Where she oversimplifies is the gut claim. "The gut healing is your second brain" is a garbled version of the gut-brain axis concept, which is real, but she uses it to imply GHK-Cu heals both. The gut-brain axis research (Mayer, 2011, Nature Reviews Neuroscience) does not connect specifically to GHK-Cu injections. These are two separate things she has merged into one claim without evidence.
The "fascia repair" framing is also ahead of the evidence. GHK-Cu supports collagen synthesis in connective tissue, but calling it a fascia repair tool based on injection use is speculative. No human fascia-specific trial exists for this peptide at time of writing.
The energy claim is unverifiable from the transcript. She says "more energy, which I guess I will take that." That is honest hedging, at least. Placebo effects are real and she is not overclaiming here.
What should you actually know?
GHK-Cu is one of the more scientifically legitimate peptides circulating in wellness spaces, but "more legitimate than most" is not the same as "proven." The majority of strong data is preclinical, meaning cell cultures and rodents. Human trial data, especially for injected GHK-Cu, is sparse.
The compound is not FDA-approved for any indication.
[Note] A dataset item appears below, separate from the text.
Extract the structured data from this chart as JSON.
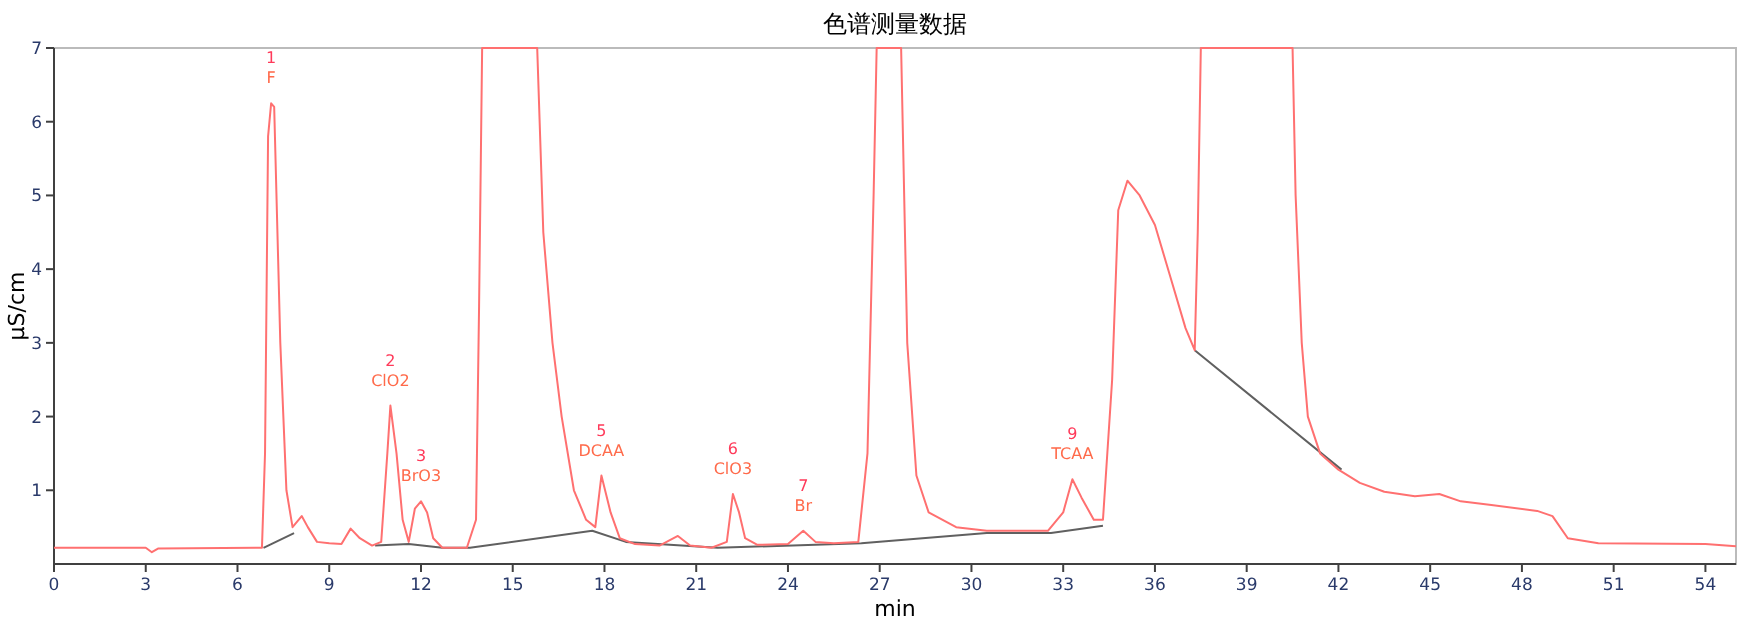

It appears in some topical cosmetic products legally, but injectable formulations exist in a regulatory gray zone. Compounded peptide injections carry risks that are rarely discussed on TikTok, including sterility issues, dosing variability, and unknown long-term safety profiles.
Anyone watching this video should know that personal testimonials, even enthusiastic and well-meaning ones, are not clinical evidence. The skin benefits she describes are the most plausible. The fascia and gut healing claims need much more human trial data before anyone should inject something on their basis. A physician consultation is not optional here, it is the starting point.